A year later, MacGregor tried to establish the "Compagnie de la Nouvelle Neustrie" to promote how Poyais was colonized by France. He tried to con the French and even raised about 300,000 loan and also sold shares in the new colony to the willing and naive French investors. As the talk about the Prince of the Principality of Poyais, the French authorities took an interest, especially when they knew about a ship full of its citizens was about to set sail for a made-up country. The authorities seized the ship before it had the chance to sail. Gregor MacGregor's con failed and the people who were involved got arrested and soon Gregor MacGregor himself.
MacGregor returned to London in 1826 and tried for the third time to raise an 800,000 pounds loan for Poyais but potential investors are beginning to be wary and other Conmen were trying to get on his con and tried to sell Poyais by the acre.

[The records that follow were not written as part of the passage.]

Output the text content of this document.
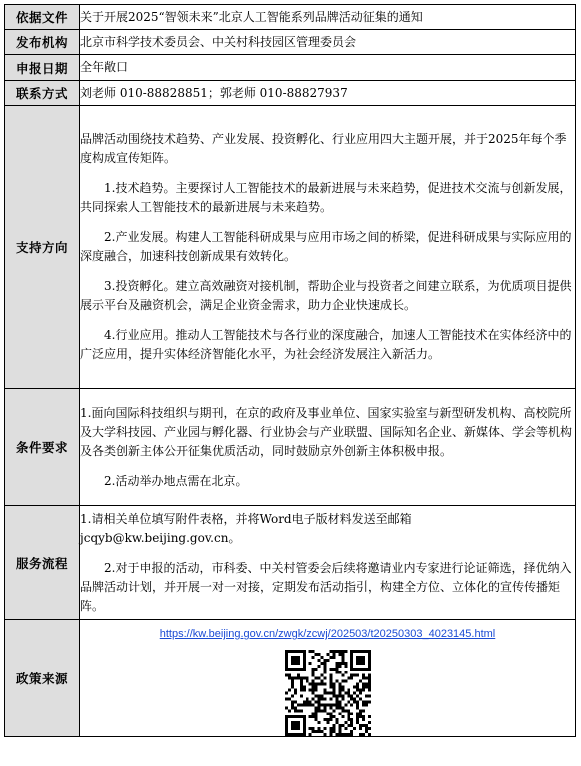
依据文件	关于开展2025“智领未来”北京人工智能系列品牌活动征集的通知
发布机构	北京市科学技术委员会、中关村科技园区管理委员会
申报日期	全年敞口
联系方式	刘老师 010-88828851；郭老师 010-88827937
支持方向	品牌活动围绕技术趋势、产业发展、投资孵化、行业应用四大主题开展，并于2025年每个季度构成宣传矩阵。

1.技术趋势。主要探讨人工智能技术的最新进展与未来趋势，促进技术交流与创新发展，共同探索人工智能技术的最新进展与未来趋势。

2.产业发展。构建人工智能科研成果与应用市场之间的桥梁，促进科研成果与实际应用的深度融合，加速科技创新成果有效转化。

3.投资孵化。建立高效融资对接机制，帮助企业与投资者之间建立联系，为优质项目提供展示平台及融资机会，满足企业资金需求，助力企业快速成长。

4.行业应用。推动人工智能技术与各行业的深度融合，加速人工智能技术在实体经济中的广泛应用，提升实体经济智能化水平，为社会经济发展注入新活力。

条件要求	1.面向国际科技组织与期刊，在京的政府及事业单位、国家实验室与新型研发机构、高校院所及大学科技园、产业园与孵化器、行业协会与产业联盟、国际知名企业、新媒体、学会等机构及各类创新主体公开征集优质活动，同时鼓励京外创新主体积极申报。

2.活动举办地点需在北京。

服务流程	1.请相关单位填写附件表格，并将Word电子版材料发送至邮箱 jcqyb@kw.beijing.gov.cn。

2.对于申报的活动，市科委、中关村管委会后续将邀请业内专家进行论证筛选，择优纳入品牌活动计划，并开展一对一对接，定期发布活动指引，构建全方位、立体化的宣传传播矩阵。

政策来源	https://kw.beijing.gov.cn/zwgk/zcwj/202503/t20250303_4023145.html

As late as 1837, Gregor MacGregor was still trying to sell Poyais land certificates in Edinburgh and he eventually gave up not long afterwards his return to Venezuela in 1839.
Alves dos Reis
Artur Virgilio Alves Reis also known as Alves dos Reis was born on September 8 in Lisbon, Portugal. He was a Portuguese criminal who concocted one of the largest frauds in history.
Alves managed to snake hi way into wealth and success through his specialty which was forging documents. In 1925 he got arrested for embezzlement, and that was when he started to cook up a scheme that would cause a huge economic crisis that will also lead to a nationalist military coup d'etat.

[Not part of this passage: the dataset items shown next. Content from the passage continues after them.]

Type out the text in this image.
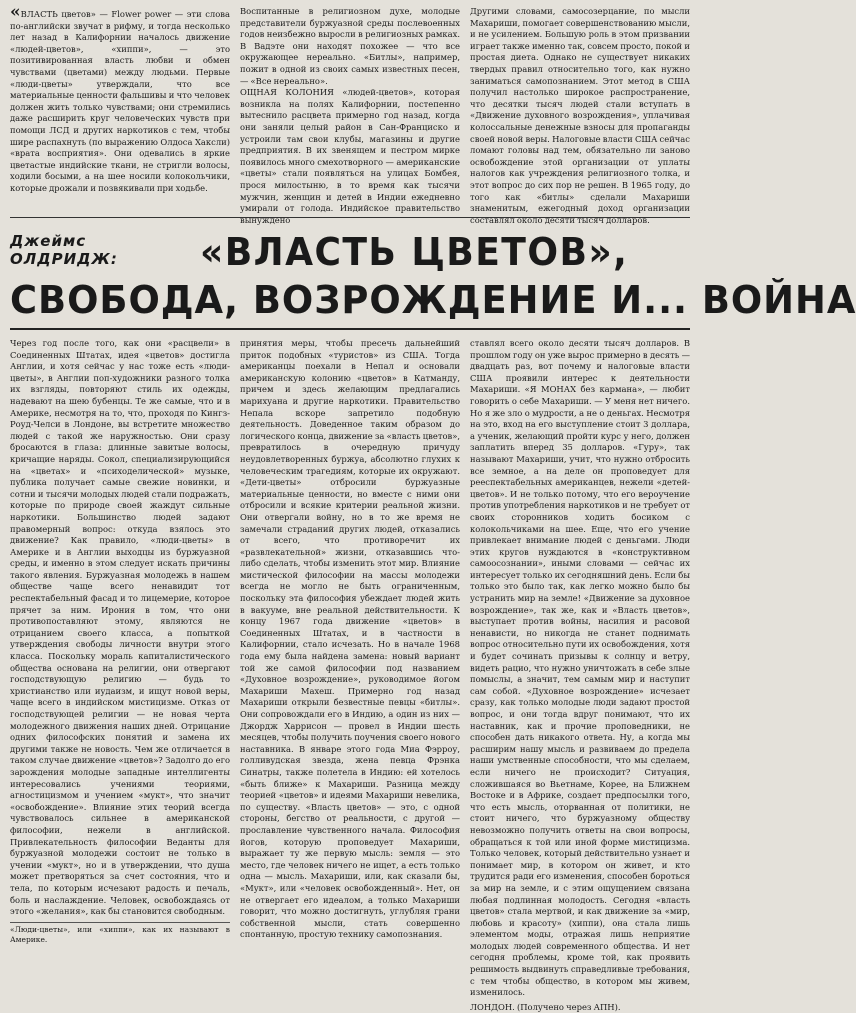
«ВЛАСТЬ цветов» — Flower power — эти слова по-английски звучат в рифму, и тогда несколько лет назад в Калифорнии началось движение «людей-цветов», «хиппи», — это позитивированная власть любви и обмен чувствами (цветами) между людьми. Первые «люди-цветы» утверждали, что все материальные ценности фальшивы и что человек должен жить только чувствами; они стремились даже расширить круг человеческих чувств при помощи ЛСД и других наркотиков с тем, чтобы шире распахнуть (по выражению Олдоса Хаксли) «врата восприятия». Они одевались в яркие цветастые индийские ткани, не стригли волосы, ходили босыми, а на шее носили колокольчики, которые дрожали и позвякивали при ходьбе.
Воспитанные в религиозном духе, молодые представители буржуазной среды послевоенных годов неизбежно выросли в религиозных рамках. В Вадэте они находят похожее — что все окружающее нереально. «Битлы», например, пожит в одной из своих самых известных песен, — «Все нереально».
ОЩНАЯ КОЛОНИЯ «людей-цветов», которая возникла на полях Калифорнии, постепенно вытеснило расцвета примерно год назад, когда они заняли целый район в Сан-Франциско и устроили там свои клубы, магазины и другие предприятия. В их звенящем и пестром мирке появилось много смехотворного — американские «цветы» стали появляться на улицах Бомбея, прося милостыню, в то время как тысячи мужчин, женщин и детей в Индии ежедневно умирали от голода. Индийское правительство вынуждено
Другими словами, самосозерцание, по мысли Махариши, помогает совершенствованию мысли, и не усилением. Большую роль в этом призвании играет также именно так, совсем просто, покой и простая диета. Однако не существует никаких твердых правил относительно того, как нужно заниматься самопознанием. Этот метод в США получил настолько широкое распространение, что десятки тысяч людей стали вступать в «Движение духовного возрождения», уплачивая колоссальные денежные взносы для пропаганды своей новой веры. Налоговые власти США сейчас ломают головы над тем, обязательно ли заново освобождение этой организации от уплаты налогов как учреждения религиозного толка, и этот вопрос до сих пор не решен. В 1965 году, до того как «битлы» сделали Махариши знаменитым, ежегодный доход организации составлял около десяти тысяч долларов.
Джеймс ОЛДРИДЖ:	«ВЛАСТЬ ЦВЕТОВ»,
СВОБОДА, ВОЗРОЖДЕНИЕ И... ВОЙНА
Через год после того, как они «расцвели» в Соединенных Штатах, идея «цветов» достигла Англии, и хотя сейчас у нас тоже есть «люди-цветы», в Англии поп-художники разного толка их взгляды, повторяют стиль их одежды, надевают на шею бубенцы. Те же самые, что и в Америке, несмотря на то, что, проходя по Кингз-Роуд-Челси в Лондоне, вы встретите множество людей с такой же наружностью. Они сразу бросаются в глаза: длинные завитые волосы, кричащие наряды. Сокол, специализирующийся на «цветах» и «психоделической» музыке, публика получает самые свежие новинки, и сотни и тысячи молодых людей стали подражать, которые по природе своей жаждут сильные наркотики. Большинство людей задают правомерный вопрос: откуда взялось это движение? Как правило, «люди-цветы» в Америке и в Англии выходцы из буржуазной среды, и именно в этом следует искать причины такого явления. Буржуазная молодежь в нашем обществе чаще всего ненавидит тот респектабельный фасад и то лицемерие, которое прячет за ним. Ирония в том, что они противопоставляют этому, являются не отрицанием своего класса, а попыткой утверждения свободы личности внутри этого класса. Поскольку мораль капиталистического общества основана на религии, они отвергают господствующую религию — будь то христианство или иудаизм, и ищут новой веры, чаще всего в индийском мистицизме. Отказ от господствующей религии — не новая черта молодежного движения наших дней. Отрицание одних философских понятий и замена их другими также не новость. Чем же отличается в таком случае движение «цветов»? Задолго до его зарождения молодые западные интеллигенты интересовались учениями теориями, агностицизмом и учением «мукт», что значит «освобождение». Влияние этих теорий всегда чувствовалось сильнее в американской философии, нежели в английской. Привлекательность философии Веданты для буржуазной молодежи состоит не только в учении «мукт», но и в утверждении, что душа может претворяться за счет состояния, что и тела, по которым исчезают радость и печаль, боль и наслаждение. Человек, освобождаясь от этого «желания», как бы становится свободным.
«Люди-цветы», или «хиппи», как их называют в Америке.
принятия меры, чтобы пресечь дальнейший приток подобных «туристов» из США. Тогда американцы поехали в Непал и основали американскую колонию «цветов» в Катманду, причем и здесь желающим предлагались марихуана и другие наркотики. Правительство Непала вскоре запретило подобную деятельность. Доведенное таким образом до логического конца, движение за «власть цветов», превратилось в очередную причуду неудовлетворенных буржуа, абсолютно глухих к человеческим трагедиям, которые их окружают. «Дети-цветы» отбросили буржуазные материальные ценности, но вместе с ними они отбросили и всякие критерии реальной жизни. Они отвергали войну, но в то же время не замечали страданий других людей, отказались от всего, что противоречит их «развлекательной» жизни, отказавшись что-либо сделать, чтобы изменить этот мир. Влияние мистической философии на массы молодежи всегда не могло не быть ограниченным, поскольку эта философия убеждает людей жить в вакууме, вне реальной действительности. К концу 1967 года движение «цветов» в Соединенных Штатах, и в частности в Калифорнии, стало исчезать. Но в начале 1968 года ему была найдена замена: новый вариант той же самой философии под названием «Духовное возрождение», руководимое йогом Махариши Махеш. Примерно год назад Махариши открыли безвестные певцы «битлы». Они сопровождали его в Индию, а один из них — Джордж Харрисон — провел в Индии шесть месяцев, чтобы получить поучения своего нового наставника. В январе этого года Миа Фэрроу, голливудская звезда, жена певца Фрэнка Синатры, также полетела в Индию: ей хотелось «быть ближе» к Махариши. Разница между теорией «цветов» и идеями Махариши невелика, по существу. «Власть цветов» — это, с одной стороны, бегство от реальности, с другой — прославление чувственного начала. Философия йогов, которую проповедует Махариши, выражает ту же первую мысль: земля — это место, где человек ничего не ищет, а есть только одна — мысль. Махариши, или, как сказали бы, «Мукт», или «человек освобожденный». Нет, он не отвергает его идеалом, а только Махариши говорит, что можно достигнуть, углубляя грани собственной мысли, стать совершенно спонтанную, простую технику самопознания.
ставлял всего около десяти тысяч долларов. В прошлом году он уже вырос примерно в десять — двадцать раз, вот почему и налоговые власти США проявили интерес к деятельности Махариши. «Я МОНАХ без кармана», — любит говорить о себе Махариши. — У меня нет ничего. Но я же зло о мудрости, а не о деньгах. Несмотря на это, вход на его выступление стоит 3 доллара, а ученик, желающий пройти курс у него, должен заплатить вперед 35 долларов. «Гуру», так называют Махариши, учит, что нужно отбросить все земное, а на деле он проповедует для рееспектабельных американцев, нежели «детей-цветов». И не только потому, что его вероучение против употребления наркотиков и не требует от своих сторонников ходить босиком с колокольчиками на шее. Еще, что его учение привлекает внимание людей с деньгами. Люди этих кругов нуждаются в «конструктивном самоосознании», иными словами — сейчас их интересует только их сегодняшний день. Если бы только это было так, как легко можно было бы устранить мир на земле! «Движение за духовное возрождение», так же, как и «Власть цветов», выступает против войны, насилия и расовой ненависти, но никогда не станет поднимать вопрос относительно пути их освобождения, хотя и будет сочинать призывы к солнцу и ветру, видеть рацио, что нужно уничтожать в себе злые помыслы, а значит, тем самым мир и наступит сам собой. «Духовное возрождение» исчезает сразу, как только молодые люди задают простой вопрос, и они тогда вдруг понимают, что их наставник, как и прочие проповедники, не способен дать никакого ответа. Ну, а когда мы расширим нашу мысль и развиваем до предела наши умственные способности, что мы сделаем, если ничего не происходит? Ситуация, сложившаяся во Вьетнаме, Корее, на Ближнем Востоке и в Африке, создает предпосылки того, что есть мысль, оторванная от политики, не стоит ничего, что буржуазному обществу невозможно получить ответы на свои вопросы, обращаться к той или иной форме мистицизма. Только человек, который действительно узнает и понимает мир, в котором он живет, и кто трудится ради его изменения, способен бороться за мир на земле, и с этим ощущением связана любая подлинная молодость. Сегодня «власть цветов» стала мертвой, и как движение за «мир, любовь и красоту» (хиппи), она стала лишь элементом моды, отражая лишь неприятие молодых людей современного общества. И нет сегодня проблемы, кроме той, как проявить решимость выдвинуть справедливые требования, с тем чтобы общество, в котором мы живем, изменилось.
ЛОНДОН. (Получено через АПН).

Reis and his associates who he also deceived by convincing them that what they were about to do was supported by the secret support of the bank tried to forged a document in the name of the Central Bank of Portugal; the establishment responsible for making the supply of Portuguese currency. Reis took the documents he forged and brought it to William Waterlow, who he convinced to print him the new cash. Since the company Waterlow |& Sons use original plates of the notes printed for Reis, the cash were indistinguishable for the official prints.
At one point, Waterlow realized that the serial numbers printed were already used in previous runs, he contacted the bank, but the contact Reis gave the company was himself and he told them that it was okay. Reis managed to have 200,000 copies of 500 escudos bank notes printed which totaled to 100 million escudos and was also .88% of Portugal's GDP at that time. His various purchase of real estate and luxury goods even created a mini-boom in Portugal's economy.
Reis' final phase of his scam was to buy himself a stake in the Bank of Portugal, which would allow him to retroactively approve his unauthorized notes.
A journalist from O Século was sent out to dig into the bank and Reis. They began to question how it was possible that Reis' bank, Banko de Angola e Metrópole, gave loans with low interest rates without the need receiving deposits.
Eventually Reis' bank got investigated for illegally buying foreign- backed currencies.
By luck, the authorities managed to discover notes that were illegal duplicates. And with that, the authorities finally had proof of the counterfeiting.
Reis received a 20-year prison sentence of which he only served 15.
Despite the fact that technology and security has evolved— this doesn’t mean that these scams aren’t possible today. In fact, it’ll be smarter and more believable.
So when you think something smells fishy or just too good to be true—be careful. You might want to do a research or background check on these things.